Abstract
We applied luminescence dating to a suite of shorelines constructed by pluvial Lake Clover in northeastern Nevada, USA during the last glacial cycle. At its maximum extent, the lake covered 740 km2 with a mean depth of 16 m and a water volume of 13 km3. In the north-central sector of the lake basin, 10 obvious beach ridges extend from the highstand to the lowest shoreline over a horizontal distance of ~1.5 km, representing a lake area decrease of 35%. These ridges are primarily composed of sandy gravel and rise ~1.0 m above the alluvial fan surface on which they are superposed.
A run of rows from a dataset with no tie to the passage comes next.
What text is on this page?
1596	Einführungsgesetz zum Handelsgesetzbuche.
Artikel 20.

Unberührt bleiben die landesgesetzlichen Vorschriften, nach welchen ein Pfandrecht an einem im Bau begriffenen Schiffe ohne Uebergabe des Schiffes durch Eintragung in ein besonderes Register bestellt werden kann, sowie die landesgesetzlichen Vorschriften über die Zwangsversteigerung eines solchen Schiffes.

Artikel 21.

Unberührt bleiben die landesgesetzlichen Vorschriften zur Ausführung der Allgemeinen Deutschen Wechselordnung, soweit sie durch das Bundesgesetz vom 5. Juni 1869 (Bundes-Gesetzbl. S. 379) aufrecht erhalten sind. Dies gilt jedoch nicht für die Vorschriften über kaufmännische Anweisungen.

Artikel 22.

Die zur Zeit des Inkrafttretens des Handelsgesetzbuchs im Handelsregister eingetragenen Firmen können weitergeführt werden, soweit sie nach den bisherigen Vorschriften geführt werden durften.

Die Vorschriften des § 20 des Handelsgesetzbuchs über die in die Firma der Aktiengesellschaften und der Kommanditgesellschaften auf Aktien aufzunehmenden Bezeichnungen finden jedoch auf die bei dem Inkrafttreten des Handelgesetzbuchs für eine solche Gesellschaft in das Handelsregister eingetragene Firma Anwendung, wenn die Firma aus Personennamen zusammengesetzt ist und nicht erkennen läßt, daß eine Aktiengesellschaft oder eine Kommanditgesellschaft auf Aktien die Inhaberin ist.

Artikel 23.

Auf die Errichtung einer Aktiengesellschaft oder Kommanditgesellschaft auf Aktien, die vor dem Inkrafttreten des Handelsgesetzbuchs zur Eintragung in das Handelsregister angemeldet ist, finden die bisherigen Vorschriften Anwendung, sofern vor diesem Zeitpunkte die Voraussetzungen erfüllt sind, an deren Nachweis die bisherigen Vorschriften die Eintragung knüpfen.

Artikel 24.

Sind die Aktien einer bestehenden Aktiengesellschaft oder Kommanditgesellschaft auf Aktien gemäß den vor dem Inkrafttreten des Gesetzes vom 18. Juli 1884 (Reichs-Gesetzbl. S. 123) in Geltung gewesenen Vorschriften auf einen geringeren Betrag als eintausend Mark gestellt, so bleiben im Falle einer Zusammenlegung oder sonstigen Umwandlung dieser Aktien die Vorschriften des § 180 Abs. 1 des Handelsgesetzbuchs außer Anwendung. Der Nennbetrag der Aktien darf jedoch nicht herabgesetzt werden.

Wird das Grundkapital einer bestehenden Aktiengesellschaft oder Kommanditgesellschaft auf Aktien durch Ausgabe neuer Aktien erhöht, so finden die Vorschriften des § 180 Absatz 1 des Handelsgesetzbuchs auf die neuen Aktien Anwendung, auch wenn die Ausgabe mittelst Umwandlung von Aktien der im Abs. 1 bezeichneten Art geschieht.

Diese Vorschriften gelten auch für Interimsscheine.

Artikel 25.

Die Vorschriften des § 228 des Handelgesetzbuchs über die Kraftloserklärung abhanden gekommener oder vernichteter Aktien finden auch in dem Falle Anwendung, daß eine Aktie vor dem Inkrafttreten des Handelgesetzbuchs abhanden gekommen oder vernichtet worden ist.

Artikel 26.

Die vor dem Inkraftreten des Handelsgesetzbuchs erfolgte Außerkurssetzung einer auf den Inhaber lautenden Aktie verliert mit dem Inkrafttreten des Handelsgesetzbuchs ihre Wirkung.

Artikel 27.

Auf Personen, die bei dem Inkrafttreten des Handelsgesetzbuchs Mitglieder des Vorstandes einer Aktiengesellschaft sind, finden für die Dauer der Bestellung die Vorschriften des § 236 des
Single grain luminescence dating of K-feldspar using the pIRIR SAR (post-infrared infrared single-aliquot regenerative dose) protocol, corroborated by SAR dating of quartz, indicates that the highstand shoreline was constructed ca. 16–17 ka during Heinrich Stadial I (Greenland Stadial 2, GS-2), matching 14C age control for this shoreline elsewhere in the basin. The lake regressed rapidly during the Bølling/Allerød (GI-1), before the rate of regression slowed during the Younger Dryas interval (GS-1). The lowest shoreline was constructed ca. 10 ka. Persistence of Lake Clover into the early Holocene may reflect enhanced monsoonal precipitation driven by the summer insolation maximum.
Highlights
The pluvial lakes that existed in and around the Great Basin at times during the Pleistocene are the most iconic evidence for the profound hydroclimate shifts that accompanied glacial-deglacial cycles in southwestern North America
This study developed a top-to-bottom chronology for the entire suite of shorelines constructed by a former pluvial lake
Topographic surveying with the total station, combined with the vertical adjustment detailed in Figure 4, indicates that shorelines were built when Lake Clover stood at elevations of 1725, 1724, 1723, 1721, 1720, 1718, 1717, 1715, 1713, and 1712 m (Figure 5)
Summary
The rather remarkable realization that this dry landscape was once much wetter has motivated more than a century of research into the former size and distribution of these pluvial lakes [3,4], and considerable work over the past several decades has applied a variety of absolute dating methods to determine when these lakes reached their maximum dimensions [5,6]. These efforts have led to comprehensive catalogs of pluvial lake distribution [7], and sometimes conflicting theories about the climatic controls on these lake highstands [8,9,10,11,12].